I consider that a very serious and totally unjustified accusation, so I ask that you explain in detail where the alleged cherry picking takes place.
Jaime Rudas said:
is Bonnor wrong to say that this is the metric of the steady-state model?
Bonnor himself does not make the claim that that metric is the metric of the steady-state model. He references a paper by McCrea that uses this metric and claims that it is the metric of the steady state model. However, Bonnor's analysis, as we've discussed, shows that it can't be. There is no "continuous creation of matter" in the spacetime, and indeed there is no matter in it at all. Nor is there any definite state of motion that the matter (stars and galaxies) could have--but matter (stars and galaxies) has to have some definite state of motion. So that metric simply does not describe what the steady-state model is trying to describe.
Jaime Rudas said:
I ask that you explain in detail where the alleged cherry picking takes place.
I already did. I'm not going to repeat myself.
Jaime Rudas said:
the steady-state model, despite not satisfying Einstein's field equations
So far in this thread we have not seen any mathematical model that does not satisfy the EFE. If you are claiming that the metric referenced in the Bonnor paper is the metric of the steady-state model, then, as I've already pointed out, it is obviously wrong to say that the steady-state model does not satisfy the EFE, since that metric does.
Also, I strongly suggest that you read what I said in post #19 about satisfying the EFE (if you already have, read it again). I don't think you have fully thought through what Bonnor is actually doing in his paper.
PeterDonis said:
Bonnor himself does not make the claim that that metric is the metric of the steady-state model.
He references a paper by McCrea that uses this metric and claims that it is the metric of the steady state model.
Bonnor does make the claim that that metric is the metric of the steady-state model, and at no point does he link this statement to McCrea's paper.
PeterDonis said:
If you are claiming that the metric referenced in the Bonnor paper is the metric of the steady-state model,
I'm not claiming that, Bonnor is claiming that that metric is the metric of the steady-state model
Jaime Rudas said:
There is no contradiction; they are simply two different things. One is the FLRW metric, which is general for all homogeneous and isotropic spacetimes, and the other is the Friedman equations, which deal with the behavior of the scale factor for the particular case of spacetimes that satisfy Einstein's field equations.

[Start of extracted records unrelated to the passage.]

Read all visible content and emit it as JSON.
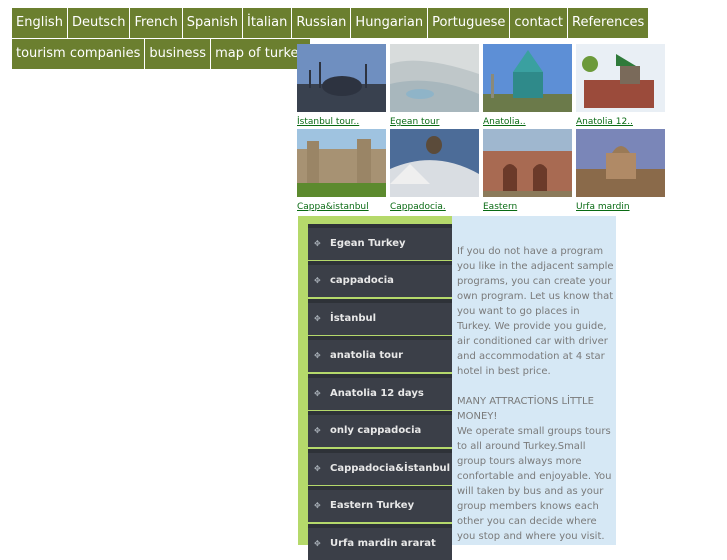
{
  "nav": {
    "row1": [
      "English",
      "Deutsch",
      "French",
      "Spanish",
      "İtalian",
      "Russian",
      "Hungarian",
      "Portuguese",
      "contact",
      "References"
    ],
    "row2": [
      "tourism companies",
      "business",
      "map of turkey"
    ]
  },
  "thumbnails": [
    {
      "caption": "İstanbul tour.."
    },
    {
      "caption": "Egean tour"
    },
    {
      "caption": "Anatolia.."
    },
    {
      "caption": "Anatolia 12.."
    },
    {
      "caption": "Cappa&istanbul"
    },
    {
      "caption": "Cappadocia."
    },
    {
      "caption": "Eastern"
    },
    {
      "caption": "Urfa mardin"
    }
  ],
  "menu": [
    "Egean Turkey",
    "cappadocia",
    "İstanbul",
    "anatolia tour",
    "Anatolia 12 days",
    "only cappadocia",
    "Cappadocia&İstanbul",
    "Eastern Turkey",
    "Urfa mardin ararat"
  ],
  "body": {
    "p1": "If you do not have a program you like in the adjacent sample programs, you can create your own program. Let us know that you want to go places in Turkey. We provide you guide, air conditioned car with driver and accommodation at 4 star hotel in best price.",
    "p2": "MANY ATTRACTİONS LİTTLE MONEY!",
    "p3": "We operate small groups tours to all around Turkey.Small group tours always more confortable and enjoyable. You will taken by bus and as your group members knows each other you can decide where you stop and where you visit."
  }
}
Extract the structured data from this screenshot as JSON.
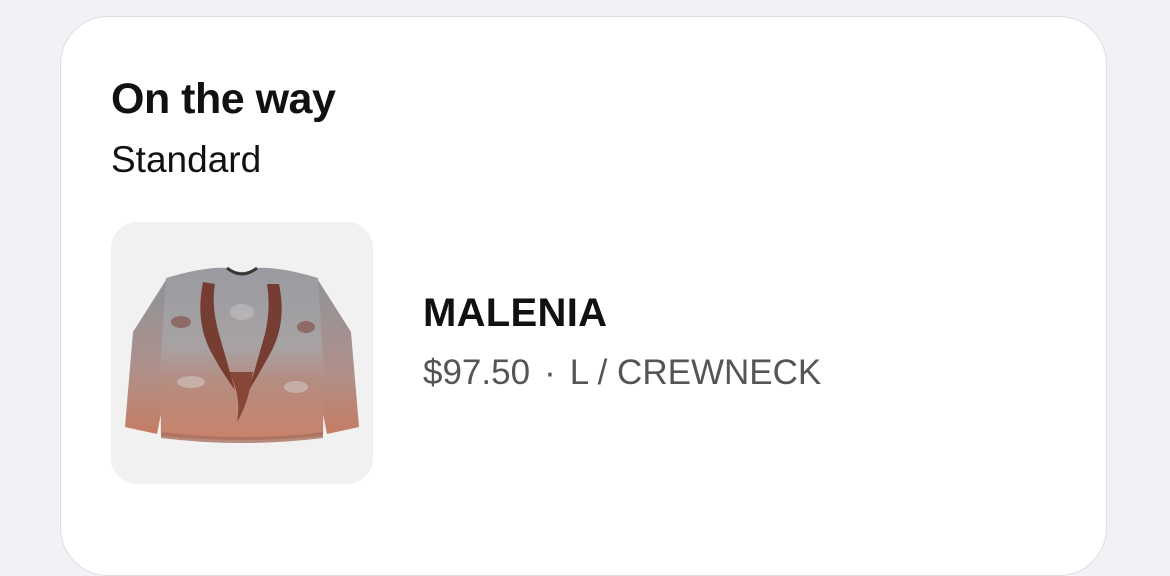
{
  "card": {
    "status": "On the way",
    "shipping_method": "Standard"
  },
  "item": {
    "image_icon": "crewneck-sweater-image",
    "name": "MALENIA",
    "price": "$97.50",
    "separator": "·",
    "variant": "L / CREWNECK"
  },
  "colors": {
    "background": "#f2f2f6",
    "card": "#ffffff",
    "text_primary": "#111111",
    "text_secondary": "#555555",
    "thumb_bg": "#f1f1f1"
  }
}
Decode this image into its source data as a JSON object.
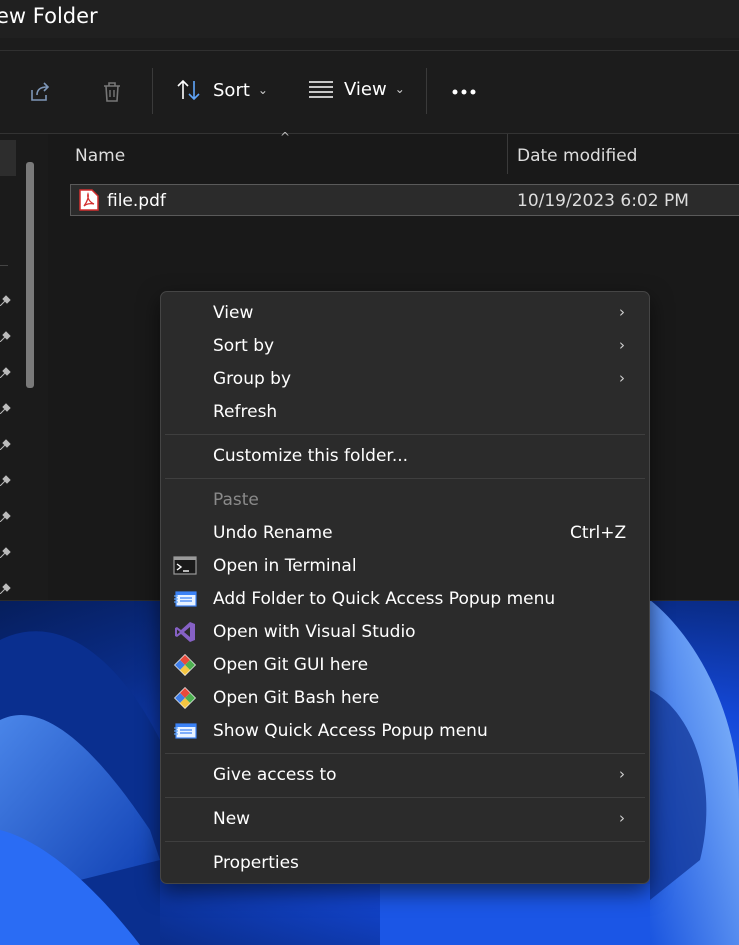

My cosmology notes refer to the metric with ##a(t)## unconstrained by the Friedmann equations as the RW metric, and with the additional constraint of the Friedmann equations/EFEs as the FRW metric. Lemaitre isn't referenced. However, reading the Wiki article, I note that this particular distinction may reflect the personal preferences of my lecturer and/or whoever taught him.
Jaime Rudas said:
So, is Bonnor wrong to say that this is the metric of the steady-state model?
I think we need to be careful with what we mean by "the steady state model", especially in light of what Bonnor shows in that article.
He certainly states that the metric is the metric of the steady state model, and McCrea clearly believed this too. However, Bonnor promptly shows that it is not a realistic model of our universe, being what we would now call pure dark energy. So I think Bonnor is arguing along the lines that there is a self-contradiction here: the metric is the metric of a EFE-consistent steady state cosmological model, but it doesn't describe anything remotely like our universe so it can't be the steady state model that Hoyle et al had in mind. Hence I think some care about terminology is needed because Bonnor is deliberately contradicting himself (at least in some senses) to make his point.